Google somewhat surprised us all and released it’s web browser on Sept. 2, 2008; most users of the shiny new browser have been extremely impressed with the initial speed and features. I have to say that even I am impressed by this new browser (as long as I’m not behind a corporate firewall). Since the CNET article came out about the extreme speed of Google Chrome, I immediately wondered how it would perform against other browsers in the mootools.net tool Slickspeed CSS selectors test, so I decided to do some benchmarking of my own.
- 2007 Compac nc8430
- Intel Dual-Core T2500 @ 2.00GHz
- 1.00 GB RAM
- MS Windows XP Professional SP 2
- XAMPP 1.6.7
- Slickspeed (svn trunk version)
- Safari 3.1.1
- Opera 9.5.2
- Firefox 3.0.1
- Internet Explorer 7.0.5730
- Chrome 0.2.149.27
- Mootools 1.2
- jQuery 1.2.6
- Prototype 188.8.131.52
I only downloaded 3 JS libraries because I thought that was enough to tell the difference between the browsers; this isn’t meant as an exercise at “who has the fastest JS library”.

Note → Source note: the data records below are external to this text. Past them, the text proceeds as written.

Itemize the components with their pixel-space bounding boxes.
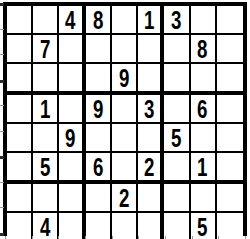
left-gridline-stub <box>0 233 4 236</box>
bottom-gridline-stub <box>192 236 193 239</box>
cell-r3c2[interactable] <box>33 64 59 95</box>
cell-r2c5[interactable] <box>112 35 138 64</box>
given-digit: 9 <box>65 124 75 151</box>
left-gridline-stub <box>0 3 4 6</box>
cell-r2c4[interactable] <box>86 35 112 64</box>
given-digit: 2 <box>144 153 154 180</box>
given-digit: 5 <box>197 213 207 239</box>
cell-r2c1[interactable] <box>7 35 33 64</box>
bottom-gridline-stub <box>165 236 166 239</box>
cell-r3c4[interactable] <box>86 64 112 95</box>
left-gridline-stub <box>0 156 4 159</box>
cell-r2c6[interactable] <box>138 35 164 64</box>
given-digit: 1 <box>144 6 154 33</box>
given-digit: 4 <box>40 213 50 239</box>
sudoku-board: 481378919369556212452169 <box>3 2 247 236</box>
cell-r4c8[interactable]: 6 <box>191 95 217 124</box>
cell-r7c6[interactable] <box>138 184 164 213</box>
left-gridline-stub <box>0 29 4 30</box>
left-gridline-stub <box>0 105 4 106</box>
bottom-gridline-stub <box>85 236 86 239</box>
given-digit: 6 <box>197 95 207 122</box>
cell-r8c4[interactable] <box>86 213 112 239</box>
cell-r7c3[interactable] <box>59 184 85 213</box>
cell-r7c4[interactable] <box>86 184 112 213</box>
cell-r8c9[interactable] <box>217 213 243 239</box>
cell-r7c9[interactable] <box>217 184 243 213</box>
cell-r1c6[interactable]: 1 <box>138 6 164 35</box>
cell-r1c5[interactable] <box>112 6 138 35</box>
cell-r8c2[interactable]: 4 <box>33 213 59 239</box>
cell-r7c8[interactable] <box>191 184 217 213</box>
cell-r6c9[interactable] <box>217 153 243 184</box>
bottom-gridline-stub <box>245 236 246 239</box>
left-gridline-stub <box>0 54 4 55</box>
given-digit: 3 <box>171 6 181 33</box>
given-digit: 9 <box>93 95 103 122</box>
cell-r3c8[interactable] <box>191 64 217 95</box>
left-gridline-stub <box>0 207 4 208</box>
cell-r3c3[interactable] <box>59 64 85 95</box>
cell-r8c3[interactable] <box>59 213 85 239</box>
cell-r3c7[interactable] <box>164 64 190 95</box>
cell-r5c4[interactable] <box>86 124 112 153</box>
cell-r5c9[interactable] <box>217 124 243 153</box>
cell-r5c6[interactable] <box>138 124 164 153</box>
cell-r3c1[interactable] <box>7 64 33 95</box>
given-digit: 8 <box>197 35 207 62</box>
given-digit: 1 <box>40 95 50 122</box>
left-gridline-stub <box>0 80 4 83</box>
cell-r4c9[interactable] <box>217 95 243 124</box>
given-digit: 1 <box>197 153 207 180</box>
cell-r6c1[interactable] <box>7 153 33 184</box>
cell-r1c4[interactable]: 8 <box>86 6 112 35</box>
cell-r1c7[interactable]: 3 <box>164 6 190 35</box>
cell-r6c4[interactable]: 6 <box>86 153 112 184</box>
cell-r6c5[interactable] <box>112 153 138 184</box>
cell-r6c2[interactable]: 5 <box>33 153 59 184</box>
bottom-gridline-stub <box>32 236 33 239</box>
cell-r8c6[interactable] <box>138 213 164 239</box>
cell-r6c7[interactable] <box>164 153 190 184</box>
cell-r1c8[interactable] <box>191 6 217 35</box>
cell-r6c8[interactable]: 1 <box>191 153 217 184</box>
left-gridline-stub <box>0 182 4 183</box>
given-digit: 2 <box>119 184 129 211</box>
given-digit: 5 <box>171 124 181 151</box>
cell-r4c5[interactable] <box>112 95 138 124</box>
given-digit: 3 <box>144 95 154 122</box>
cell-r3c9[interactable] <box>217 64 243 95</box>
cell-r7c5[interactable]: 2 <box>112 184 138 213</box>
cell-r5c2[interactable] <box>33 124 59 153</box>
cell-r4c6[interactable]: 3 <box>138 95 164 124</box>
cell-r5c1[interactable] <box>7 124 33 153</box>
cell-r4c7[interactable] <box>164 95 190 124</box>
given-digit: 4 <box>65 6 75 33</box>
cell-r8c7[interactable] <box>164 213 190 239</box>
left-gridline-stub <box>0 131 4 132</box>
cell-r3c6[interactable] <box>138 64 164 95</box>
given-digit: 9 <box>119 64 129 91</box>
cell-r1c1[interactable] <box>7 6 33 35</box>
cell-r1c2[interactable] <box>33 6 59 35</box>
cell-r5c8[interactable] <box>191 124 217 153</box>
cell-r7c7[interactable] <box>164 184 190 213</box>
cell-r1c9[interactable] <box>217 6 243 35</box>
cell-r3c5[interactable]: 9 <box>112 64 138 95</box>
cell-r5c7[interactable]: 5 <box>164 124 190 153</box>
cell-r2c2[interactable]: 7 <box>33 35 59 64</box>
bottom-gridline-stub <box>138 236 139 239</box>
cell-r6c6[interactable]: 2 <box>138 153 164 184</box>
given-digit: 7 <box>40 35 50 62</box>
cell-r2c9[interactable] <box>217 35 243 64</box>
sudoku-puzzle: 481378919369556212452169 <box>0 0 250 239</box>
cell-r7c2[interactable] <box>33 184 59 213</box>
bottom-gridline-stub <box>218 236 219 239</box>
bottom-gridline-stub <box>112 236 113 239</box>
cell-r2c8[interactable]: 8 <box>191 35 217 64</box>
bottom-gridline-stub <box>5 236 6 239</box>
cell-r5c5[interactable] <box>112 124 138 153</box>
cell-r8c1[interactable] <box>7 213 33 239</box>
given-digit: 6 <box>93 153 103 180</box>
bottom-gridline-stub <box>58 236 59 239</box>
cell-r5c3[interactable]: 9 <box>59 124 85 153</box>
cell-r2c7[interactable] <box>164 35 190 64</box>
cell-r4c4[interactable]: 9 <box>86 95 112 124</box>
given-digit: 5 <box>40 153 50 180</box>
cell-r2c3[interactable] <box>59 35 85 64</box>
cell-r4c2[interactable]: 1 <box>33 95 59 124</box>
cell-r7c1[interactable] <box>7 184 33 213</box>
cell-r8c5[interactable] <box>112 213 138 239</box>
cell-r4c1[interactable] <box>7 95 33 124</box>
cell-r6c3[interactable] <box>59 153 85 184</box>
cell-r4c3[interactable] <box>59 95 85 124</box>
given-digit: 8 <box>93 6 103 33</box>
cell-r1c3[interactable]: 4 <box>59 6 85 35</box>
cell-r8c8[interactable]: 5 <box>191 213 217 239</box>
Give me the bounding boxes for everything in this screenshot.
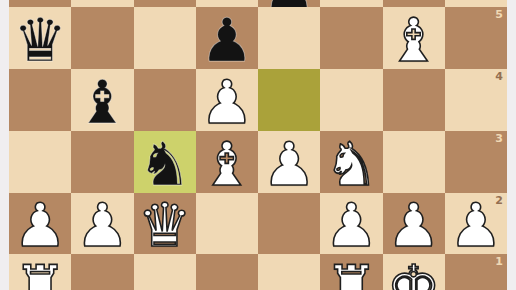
white-bishop-g5[interactable]: ♝ <box>383 9 445 71</box>
square-f2[interactable]: ♟ <box>320 193 382 255</box>
chess-board: ♟♛♟♝5♝♟4♞♝♟♞3♟♟♛♟♟2♟♜♜♚1 <box>9 0 507 290</box>
square-h2[interactable]: 2♟ <box>445 193 507 255</box>
square-c2[interactable]: ♛ <box>134 193 196 255</box>
white-pawn-g2[interactable]: ♟ <box>383 195 445 257</box>
white-pawn-h2[interactable]: ♟ <box>445 195 507 257</box>
rank-label-1: 1 <box>495 255 503 268</box>
white-queen-c2[interactable]: ♛ <box>134 195 196 257</box>
square-c5[interactable] <box>134 7 196 69</box>
square-e1[interactable] <box>258 254 320 290</box>
rank-label-5: 5 <box>495 8 503 21</box>
square-a3[interactable] <box>9 131 71 193</box>
square-f3[interactable]: ♞ <box>320 131 382 193</box>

To generate the results I installed XAMPP, installed slickspeed and set it up with the 3 JS libraries; then I opened each browser one at a time and ran the local copy of the slickspeed test:
This test runs 40 different CSS selector tests with whatever JS libraries you have configured atainst this W3C document. Each test is run separately in separate IFRAME tags as not to interfere with one another and report false data.
Data was collected by running the above slickspeed setup 10 times for each browser. After each time the test was ran, I recorded the final time for that browser.
** I used the final time in the slickspeed test because I was testing for the overall effectiveness & speed of the browsers. If you want to see how it performs on a per test basis, run it yourself!
Mootools 1.2 Results
Mootools used to be my favorite JS library. It has some cool features that make it pretty nice (like a stab at code organization using the Class object).
Safari operated the best with the Mootools library. Opera started out as a good candidate; however, the longer you kept open the browser and the more times you ran the test, the worse the response time got. Opera will show the same results for other libraries as well.
IE sucks, Firefox is good, Chrome is pretty darn good.
JQuery 1.2.6 Results
What is up Opera? You leaking stuff? No JS garbage collection? I did “hard” refreshes so the caches would be expunged; I just don’t get it.
Chrome and Safari FTW. IE bad, bad, bad.
Prototype 184.108.40.206 Results
Prototype made IE 7 look like the biggest piece of junk in the world; I have since then see the same results in YUI. The IE results are an order of magnitude greater than the speeds of any of the other browsers combined. Keep in mind that less is better.
This was an extremely disappointing test; moreover, Opera still showed signs of memory leaks and slowly increasing final result times.
Chrome wins this battle; Safari a close second, and almost every other browser is not far behind. Yuck IE!
So now we decided to take the average of all 10 tests and put it onto one chart so you can see the important stuff all summed up.
Final result conclusions…
- Chrome did very well considering it’s a partial mesh of Safari and Firefox components.
- Safari on a local copy of slickspeed did surprisingly very well.
- Opera is okay if you view a web page and then restart the browser. Otherwise, JS applications become slower and slower.